Is there a way to get a list of filenames in a Knowledge base folder? I’ve uploaded ~40k of files but had some interruptions on the upload so there might be ~100 files missing. I don’t want to repush the full 40k one more time just to be sure 😅
I had to do something similar. Here is the code I had:
def get_existing_dust_files():
all_documents = set()
offset = 0
limit = 100
while True:
url = f"https://dust.tt/api/v1/w/{wld}/spaces/{space_id}/data_sources/{dsId}/documents?limit={limit}&offset={offset}"
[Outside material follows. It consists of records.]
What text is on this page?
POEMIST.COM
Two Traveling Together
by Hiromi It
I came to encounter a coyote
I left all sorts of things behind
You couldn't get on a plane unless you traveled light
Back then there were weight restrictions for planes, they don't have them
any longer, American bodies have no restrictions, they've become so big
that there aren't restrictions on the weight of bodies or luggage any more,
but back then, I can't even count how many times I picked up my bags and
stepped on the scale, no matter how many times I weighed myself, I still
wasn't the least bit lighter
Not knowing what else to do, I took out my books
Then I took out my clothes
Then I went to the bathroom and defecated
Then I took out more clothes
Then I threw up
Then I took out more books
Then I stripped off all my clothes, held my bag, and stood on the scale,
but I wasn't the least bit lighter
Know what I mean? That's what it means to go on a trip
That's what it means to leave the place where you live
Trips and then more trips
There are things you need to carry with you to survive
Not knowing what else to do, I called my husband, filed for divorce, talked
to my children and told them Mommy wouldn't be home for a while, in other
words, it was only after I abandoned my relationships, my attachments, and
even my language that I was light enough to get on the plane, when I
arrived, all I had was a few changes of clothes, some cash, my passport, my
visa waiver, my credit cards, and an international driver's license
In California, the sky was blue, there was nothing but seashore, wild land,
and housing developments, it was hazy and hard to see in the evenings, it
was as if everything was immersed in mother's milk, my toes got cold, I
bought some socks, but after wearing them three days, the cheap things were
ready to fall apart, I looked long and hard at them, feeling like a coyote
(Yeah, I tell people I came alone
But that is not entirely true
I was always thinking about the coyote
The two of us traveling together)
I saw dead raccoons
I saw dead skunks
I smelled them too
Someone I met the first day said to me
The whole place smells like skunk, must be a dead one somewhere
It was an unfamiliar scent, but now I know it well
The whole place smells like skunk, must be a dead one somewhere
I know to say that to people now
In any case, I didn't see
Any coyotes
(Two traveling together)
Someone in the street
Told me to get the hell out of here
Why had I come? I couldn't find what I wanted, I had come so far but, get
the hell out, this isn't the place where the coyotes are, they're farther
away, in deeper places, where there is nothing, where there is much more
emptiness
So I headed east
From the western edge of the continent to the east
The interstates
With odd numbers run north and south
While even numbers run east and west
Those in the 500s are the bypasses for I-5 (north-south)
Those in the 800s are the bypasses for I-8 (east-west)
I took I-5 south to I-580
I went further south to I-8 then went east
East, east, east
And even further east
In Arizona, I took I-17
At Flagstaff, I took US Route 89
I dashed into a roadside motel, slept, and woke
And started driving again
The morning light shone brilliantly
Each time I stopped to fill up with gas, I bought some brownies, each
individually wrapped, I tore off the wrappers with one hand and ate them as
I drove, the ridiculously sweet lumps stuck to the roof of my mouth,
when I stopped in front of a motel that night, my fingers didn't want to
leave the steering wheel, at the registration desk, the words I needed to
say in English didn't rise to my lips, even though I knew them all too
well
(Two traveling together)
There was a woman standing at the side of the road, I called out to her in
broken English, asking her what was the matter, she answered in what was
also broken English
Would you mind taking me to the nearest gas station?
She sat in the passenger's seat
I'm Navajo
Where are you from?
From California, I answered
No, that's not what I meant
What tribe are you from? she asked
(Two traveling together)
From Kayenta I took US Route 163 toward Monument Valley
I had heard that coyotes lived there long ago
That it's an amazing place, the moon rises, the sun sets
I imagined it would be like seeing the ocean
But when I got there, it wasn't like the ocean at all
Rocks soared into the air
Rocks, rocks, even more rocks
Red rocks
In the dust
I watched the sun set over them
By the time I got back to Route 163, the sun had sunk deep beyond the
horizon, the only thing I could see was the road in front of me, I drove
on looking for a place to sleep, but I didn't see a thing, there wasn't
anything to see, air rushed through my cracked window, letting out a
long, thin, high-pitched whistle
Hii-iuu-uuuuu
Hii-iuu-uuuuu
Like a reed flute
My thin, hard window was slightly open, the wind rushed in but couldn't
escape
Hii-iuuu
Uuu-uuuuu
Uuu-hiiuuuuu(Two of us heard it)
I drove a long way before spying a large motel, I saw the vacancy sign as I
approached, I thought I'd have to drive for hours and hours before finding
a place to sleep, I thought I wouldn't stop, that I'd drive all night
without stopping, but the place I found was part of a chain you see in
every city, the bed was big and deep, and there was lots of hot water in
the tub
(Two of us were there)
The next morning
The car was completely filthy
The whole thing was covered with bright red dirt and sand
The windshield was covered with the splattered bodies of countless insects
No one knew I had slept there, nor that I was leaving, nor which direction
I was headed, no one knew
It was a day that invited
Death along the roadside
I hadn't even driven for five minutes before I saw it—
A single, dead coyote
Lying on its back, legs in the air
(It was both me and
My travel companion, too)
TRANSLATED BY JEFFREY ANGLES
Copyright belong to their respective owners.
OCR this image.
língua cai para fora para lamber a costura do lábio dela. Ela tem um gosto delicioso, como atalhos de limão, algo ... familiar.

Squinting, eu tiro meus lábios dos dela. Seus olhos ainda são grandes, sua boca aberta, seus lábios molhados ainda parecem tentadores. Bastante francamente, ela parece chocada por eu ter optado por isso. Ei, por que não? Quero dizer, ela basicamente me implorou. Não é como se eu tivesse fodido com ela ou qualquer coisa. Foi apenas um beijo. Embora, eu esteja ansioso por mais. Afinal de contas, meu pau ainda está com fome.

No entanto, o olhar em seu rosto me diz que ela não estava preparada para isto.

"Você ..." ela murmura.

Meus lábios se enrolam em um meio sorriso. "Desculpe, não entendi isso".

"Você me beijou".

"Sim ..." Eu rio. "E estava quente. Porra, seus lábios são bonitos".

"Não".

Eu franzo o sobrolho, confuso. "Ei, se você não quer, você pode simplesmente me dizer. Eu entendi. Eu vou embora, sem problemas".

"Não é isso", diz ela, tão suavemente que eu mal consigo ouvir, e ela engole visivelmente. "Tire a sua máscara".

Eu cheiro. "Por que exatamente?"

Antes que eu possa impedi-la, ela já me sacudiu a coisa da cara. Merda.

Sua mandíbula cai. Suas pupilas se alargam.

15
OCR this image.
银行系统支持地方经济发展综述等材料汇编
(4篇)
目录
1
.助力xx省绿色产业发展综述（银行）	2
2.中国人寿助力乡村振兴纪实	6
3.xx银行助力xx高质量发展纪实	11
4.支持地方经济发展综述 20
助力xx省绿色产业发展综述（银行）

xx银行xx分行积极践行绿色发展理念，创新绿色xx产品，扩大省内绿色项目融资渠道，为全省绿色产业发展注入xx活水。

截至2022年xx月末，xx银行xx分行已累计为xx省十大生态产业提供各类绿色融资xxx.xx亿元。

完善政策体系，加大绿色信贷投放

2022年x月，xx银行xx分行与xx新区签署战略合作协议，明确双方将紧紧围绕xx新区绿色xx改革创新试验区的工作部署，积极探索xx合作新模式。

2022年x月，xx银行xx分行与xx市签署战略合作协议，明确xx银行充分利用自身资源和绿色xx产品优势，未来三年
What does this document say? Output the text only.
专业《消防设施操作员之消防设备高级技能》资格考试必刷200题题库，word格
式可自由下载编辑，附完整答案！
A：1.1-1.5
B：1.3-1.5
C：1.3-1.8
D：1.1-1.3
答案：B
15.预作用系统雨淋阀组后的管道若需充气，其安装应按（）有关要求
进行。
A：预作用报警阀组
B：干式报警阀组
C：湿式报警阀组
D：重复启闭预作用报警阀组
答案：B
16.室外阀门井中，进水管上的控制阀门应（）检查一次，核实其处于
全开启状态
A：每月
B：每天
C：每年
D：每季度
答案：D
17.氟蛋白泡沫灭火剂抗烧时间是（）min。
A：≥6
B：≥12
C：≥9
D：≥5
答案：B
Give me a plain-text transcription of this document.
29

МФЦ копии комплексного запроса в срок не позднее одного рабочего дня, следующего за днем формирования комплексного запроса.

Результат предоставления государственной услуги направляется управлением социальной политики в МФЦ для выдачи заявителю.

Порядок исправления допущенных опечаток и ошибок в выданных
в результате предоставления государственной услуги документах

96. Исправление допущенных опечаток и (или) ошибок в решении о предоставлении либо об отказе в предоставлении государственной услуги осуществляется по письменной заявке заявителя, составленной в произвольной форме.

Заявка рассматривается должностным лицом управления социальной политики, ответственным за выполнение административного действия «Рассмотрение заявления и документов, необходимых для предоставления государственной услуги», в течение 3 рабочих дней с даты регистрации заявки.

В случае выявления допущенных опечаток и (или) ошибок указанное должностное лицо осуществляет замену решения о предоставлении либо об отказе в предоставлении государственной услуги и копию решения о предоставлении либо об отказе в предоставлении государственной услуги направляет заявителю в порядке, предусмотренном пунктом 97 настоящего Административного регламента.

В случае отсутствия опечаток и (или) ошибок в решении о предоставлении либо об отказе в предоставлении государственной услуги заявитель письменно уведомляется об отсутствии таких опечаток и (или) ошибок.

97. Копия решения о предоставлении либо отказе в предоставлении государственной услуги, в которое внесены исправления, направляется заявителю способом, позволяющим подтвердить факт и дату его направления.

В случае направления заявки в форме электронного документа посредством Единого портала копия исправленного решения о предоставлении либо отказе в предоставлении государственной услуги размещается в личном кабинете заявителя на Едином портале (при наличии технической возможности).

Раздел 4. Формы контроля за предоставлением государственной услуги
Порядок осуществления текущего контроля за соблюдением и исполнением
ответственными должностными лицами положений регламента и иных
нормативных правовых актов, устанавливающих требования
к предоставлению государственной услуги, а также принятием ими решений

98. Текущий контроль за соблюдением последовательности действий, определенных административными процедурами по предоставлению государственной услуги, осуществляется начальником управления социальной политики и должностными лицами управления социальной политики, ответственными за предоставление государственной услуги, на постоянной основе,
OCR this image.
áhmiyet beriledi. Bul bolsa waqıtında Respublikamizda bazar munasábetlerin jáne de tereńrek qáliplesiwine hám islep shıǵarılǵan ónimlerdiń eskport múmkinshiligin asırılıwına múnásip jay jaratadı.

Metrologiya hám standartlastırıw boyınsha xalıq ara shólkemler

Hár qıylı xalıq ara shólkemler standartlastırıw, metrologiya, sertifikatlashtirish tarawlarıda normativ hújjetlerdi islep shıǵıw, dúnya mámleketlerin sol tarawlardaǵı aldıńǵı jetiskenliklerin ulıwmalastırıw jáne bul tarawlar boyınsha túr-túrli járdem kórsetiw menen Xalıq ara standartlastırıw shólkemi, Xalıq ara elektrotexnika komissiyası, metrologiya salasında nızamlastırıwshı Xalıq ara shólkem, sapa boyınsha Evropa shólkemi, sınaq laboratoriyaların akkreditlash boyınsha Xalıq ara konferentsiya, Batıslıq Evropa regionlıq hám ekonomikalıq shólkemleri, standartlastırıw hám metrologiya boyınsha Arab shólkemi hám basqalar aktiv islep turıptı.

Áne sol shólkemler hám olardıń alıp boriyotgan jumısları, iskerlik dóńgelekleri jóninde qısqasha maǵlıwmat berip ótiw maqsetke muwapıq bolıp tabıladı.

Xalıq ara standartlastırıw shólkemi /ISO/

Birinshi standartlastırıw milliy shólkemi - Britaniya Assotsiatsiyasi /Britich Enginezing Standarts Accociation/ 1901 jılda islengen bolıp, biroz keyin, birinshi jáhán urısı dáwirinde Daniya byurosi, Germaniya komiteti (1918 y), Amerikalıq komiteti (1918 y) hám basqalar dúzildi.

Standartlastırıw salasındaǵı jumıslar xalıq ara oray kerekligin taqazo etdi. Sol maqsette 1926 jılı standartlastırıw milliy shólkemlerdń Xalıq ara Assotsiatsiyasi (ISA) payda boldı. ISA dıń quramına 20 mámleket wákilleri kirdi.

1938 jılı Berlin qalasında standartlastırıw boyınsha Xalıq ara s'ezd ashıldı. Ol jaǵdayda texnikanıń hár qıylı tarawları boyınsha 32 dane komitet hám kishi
response = requests.get(url, headers={"Authorization": f"Bearer {dust_token}"})
if not response.ok:
print(f"Error fetching documents: {response.status_code} - {response.text}")
break
data = response.json()
documents = data.get("documents", [])
# If no more documents were returned, break the loop
if not documents:
break
# Add document IDs to the set
for doc in documents:
all_documents.add(doc["document_id"])
# Update offset for next batch
offset += limit
return all_documents
oh my. but that basically pulls everything back over. Crazy. Thank you for the code, I’ guess I need to use it 😄
To be clear, it just pulls the metadata, not the doc content. It should be significantly faster than re-uploading everything.
oh! That is good news! 😅
Let me know how it goes! I suspect that it will take less than a minute to list your 40k documents, and then you can easily find what's missing.
testing now
Pulled 40967 documents in 282 seconds
it took 4 mins to get all 41k 😄
Ok, I was a bit optimistic, but that's probably a lot less than it took you to upload them! 😅 Might be able to make it a bit faster by getting more than 100 at a time, though there is some limit to the batch size (not sure what it is).
Well, I’ll take 4 mins over 7h of upload